At first glance, Pelle appears to be the most compassionate of the bunch: regularly checking in on Dani’s wellbeing and, of course, the confusingly intimate line: “…Do you feel held by him? Does he feel like home to you?”. Directly following a ritual in which two Hårga elders commit suicide in front of everyone, this confusion is shared by character and viewer alike, both clearly drowning in the events which have transpired — yet moved by the sentiment in contrast.
Once again, this is an intentional choice for both director and the cult made to prey on the newly vulnerable. How validating it is for the viewer to witness a shred of empathy toward Dani’s experiences after nothing but empty gestures from everyone around her makes the deliberate action of allowing her to be re-exposed to the trauma of death almost entirely forgotten.
This is mirrored throughout their entire experience in and out of Halsingland, Pelle fully aware that her reoccurring sense of absolute desolation would soon be met with overbearing amounts of love and acceptance.
That warm glow you felt the first time you basked in Dani’s final smile was misplaced. On the surface, it seems the beloved and broken protagonist has finally found what she’s been sorely lacking: community, empathy, and true connection.

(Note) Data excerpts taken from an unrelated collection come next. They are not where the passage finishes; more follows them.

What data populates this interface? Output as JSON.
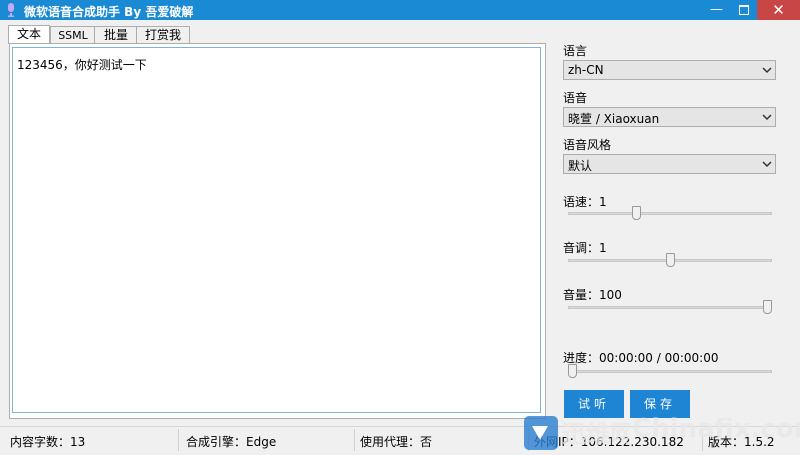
{
  "window": {
    "title": "微软语音合成助手 By 吾爱破解",
    "minimize_glyph": "—",
    "close_glyph": "✕"
  },
  "tabs": [
    {
      "label": "文本",
      "active": true
    },
    {
      "label": "SSML",
      "active": false
    },
    {
      "label": "批量",
      "active": false
    },
    {
      "label": "打赏我",
      "active": false
    }
  ],
  "editor": {
    "text": "123456，你好测试一下"
  },
  "settings": {
    "language": {
      "label": "语言",
      "value": "zh-CN"
    },
    "voice": {
      "label": "语音",
      "value": "晓萱 / Xiaoxuan"
    },
    "style": {
      "label": "语音风格",
      "value": "默认"
    },
    "speed": {
      "label": "语速：1",
      "value": 0.33
    },
    "pitch": {
      "label": "音调：1",
      "value": 0.5
    },
    "volume": {
      "label": "音量：100",
      "value": 1.0
    },
    "progress": {
      "label": "进度：00:00:00 / 00:00:00",
      "value": 0.0
    }
  },
  "buttons": {
    "preview": "试听",
    "save": "保存"
  },
  "status": {
    "char_count": "内容字数：13",
    "engine": "合成引擎：Edge",
    "proxy": "使用代理：否",
    "ip": "外网IP：106.122.230.182",
    "version": "版本：1.5.2"
  },
  "watermark": {
    "text": "Chinafix.com"
  },
  "colors": {
    "titlebar": "#1a8ad4",
    "close": "#c94646",
    "accent_button": "#1d85d4"
  }
}
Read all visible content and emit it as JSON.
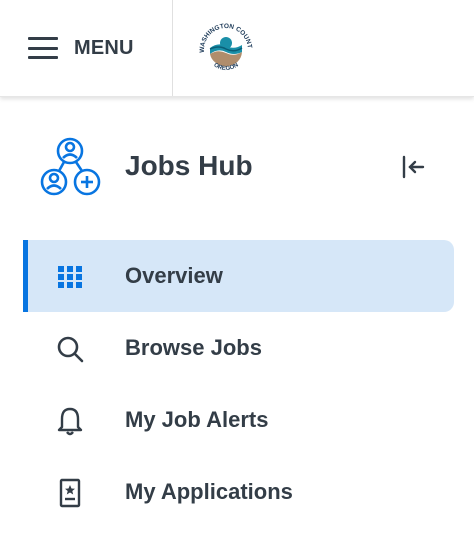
{
  "header": {
    "menu_label": "MENU",
    "logo_text_top": "WASHINGTON COUNTY",
    "logo_text_bottom": "OREGON"
  },
  "hub": {
    "title": "Jobs Hub",
    "icon": "people-network-icon",
    "collapse_icon": "collapse-left-icon"
  },
  "nav": {
    "items": [
      {
        "label": "Overview",
        "icon": "grid-icon",
        "active": true
      },
      {
        "label": "Browse Jobs",
        "icon": "search-icon",
        "active": false
      },
      {
        "label": "My Job Alerts",
        "icon": "bell-icon",
        "active": false
      },
      {
        "label": "My Applications",
        "icon": "document-star-icon",
        "active": false
      }
    ]
  },
  "colors": {
    "accent": "#0875e1",
    "active_bg": "#d6e7f8",
    "text": "#333d47"
  }
}
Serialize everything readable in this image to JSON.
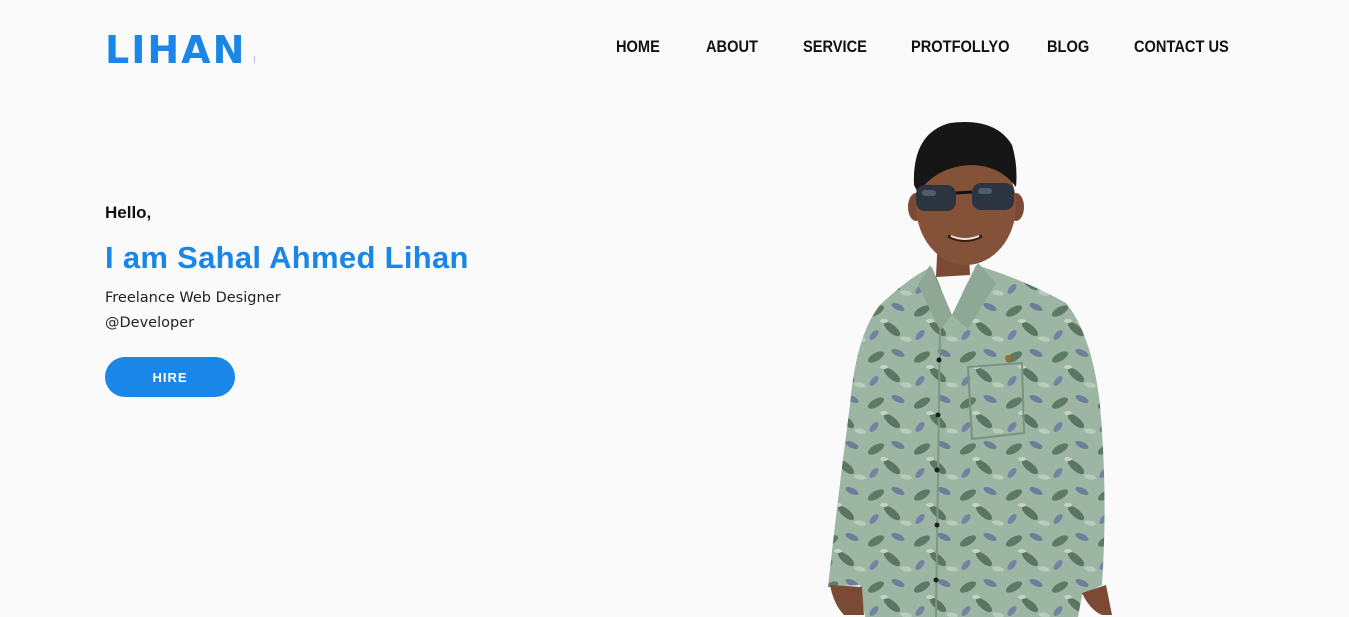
{
  "header": {
    "logo": "LIHAN",
    "nav": [
      "HOME",
      "ABOUT",
      "SERVICE",
      "PROTFOLLYO",
      "BLOG",
      "CONTACT US"
    ]
  },
  "hero": {
    "greeting": "Hello,",
    "name": "I am Sahal Ahmed Lihan",
    "role_line1": "Freelance Web Designer",
    "role_line2": "@Developer",
    "cta": "HIRE"
  },
  "colors": {
    "accent": "#1a86e8",
    "background": "#fafafa",
    "text": "#111111"
  }
}
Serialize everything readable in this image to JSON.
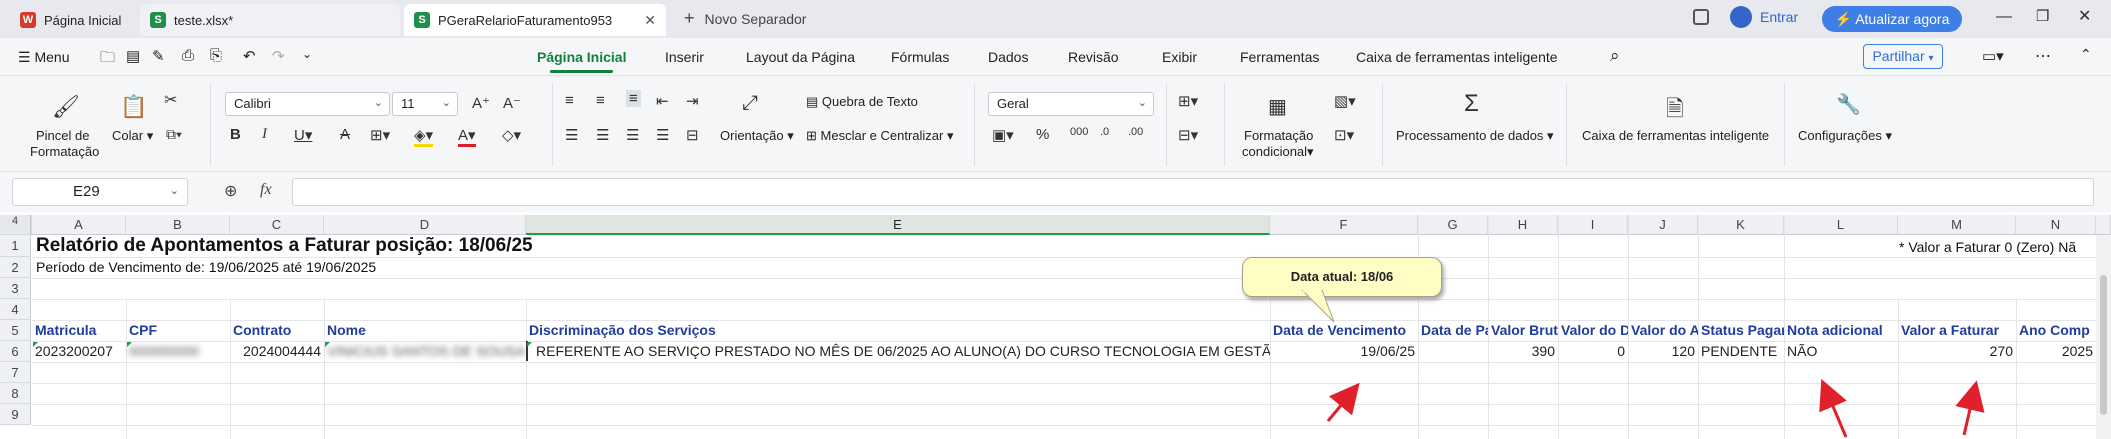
{
  "tabs": [
    {
      "label": "Página Inicial",
      "icon": "wps-logo-icon",
      "color": "#d43b2c",
      "glyph": "W"
    },
    {
      "label": "teste.xlsx*",
      "icon": "sheet-file-icon",
      "color": "#1f8f4a",
      "glyph": "S"
    },
    {
      "label": "PGeraRelarioFaturamento953",
      "icon": "sheet-file-icon",
      "color": "#1f8f4a",
      "glyph": "S",
      "active": true
    }
  ],
  "new_tab_label": "Novo Separador",
  "login_label": "Entrar",
  "update_label": "Atualizar agora",
  "menu_label": "Menu",
  "ribbon_tabs": [
    "Página Inicial",
    "Inserir",
    "Layout da Página",
    "Fórmulas",
    "Dados",
    "Revisão",
    "Exibir",
    "Ferramentas",
    "Caixa de ferramentas inteligente"
  ],
  "share_label": "Partilhar",
  "ribbon": {
    "pincel": "Pincel de",
    "pincel2": "Formatação",
    "colar": "Colar",
    "font": "Calibri",
    "size": "11",
    "quebra": "Quebra de Texto",
    "orientacao": "Orientação",
    "mesclar": "Mesclar e Centralizar",
    "numfmt": "Geral",
    "formatacao": "Formatação",
    "condicional": "condicional",
    "processamento": "Processamento de dados",
    "caixa": "Caixa de ferramentas inteligente",
    "config": "Configurações"
  },
  "namebox": "E29",
  "fx": "fx",
  "columns": [
    "A",
    "B",
    "C",
    "D",
    "E",
    "F",
    "G",
    "H",
    "I",
    "J",
    "K",
    "L",
    "M",
    "N"
  ],
  "rows": [
    "4",
    "1",
    "2",
    "3",
    "4",
    "5",
    "6",
    "7",
    "8",
    "9"
  ],
  "title": "Relatório de Apontamentos a Faturar posição: 18/06/25",
  "periodo": "Período de Vencimento de: 19/06/2025 até 19/06/2025",
  "nota_topo": "* Valor a Faturar 0 (Zero) Nã",
  "headers": [
    "Matricula",
    "CPF",
    "Contrato",
    "Nome",
    "Discriminação dos Serviços",
    "Data de Vencimento",
    "Data de Pa",
    "Valor Brut",
    "Valor do D",
    "Valor do A",
    "Status Pagar",
    "Nota adicional",
    "Valor a Faturar",
    "Ano Comp"
  ],
  "row6": {
    "matricula": "2023200207",
    "cpf": "000000000",
    "contrato": "2024004444",
    "nome": "VINICIUS SANTOS DE SOUSA",
    "discriminacao": "REFERENTE AO SERVIÇO PRESTADO NO MÊS DE 06/2025 AO ALUNO(A) DO CURSO TECNOLOGIA EM GESTÃO C",
    "vencimento": "19/06/25",
    "valor_bruto": "390",
    "valor_d": "0",
    "valor_a": "120",
    "status": "PENDENTE",
    "nota": "NÃO",
    "valor_faturar": "270",
    "ano": "2025"
  },
  "callout": "Data atual: 18/06",
  "colors": {
    "accent": "#12813d",
    "header_text": "#1f3d99",
    "arrow": "#e0202a",
    "update_btn": "#3d7fe6"
  }
}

Especially after witnessing the many gut-wrenching scenes in which she stifles her cries of pain in isolation compared to the sweet release of agony with a group of women sharing in, what appears to be, incomparable compassion.
But make no mistake, the duality of these scenes is nothing short of intentional, as are the actions of members of the cult in which Dani has found her “home”.
Played out on-screen, but also within your own mind and emotions, Midsommar brings a new twist to immersive experiences and poses a question to its audience of which the answer lies in their perspective of the events that transpire: Could you be indoctrinated into a murderous cult?
With the overwhelming amount of us who felt joy as the credits rolled, it’s safe to say that we’re all a bit more susceptible than we’d hoped, and no horror movie has yet to make us question our own minds in quite the same way.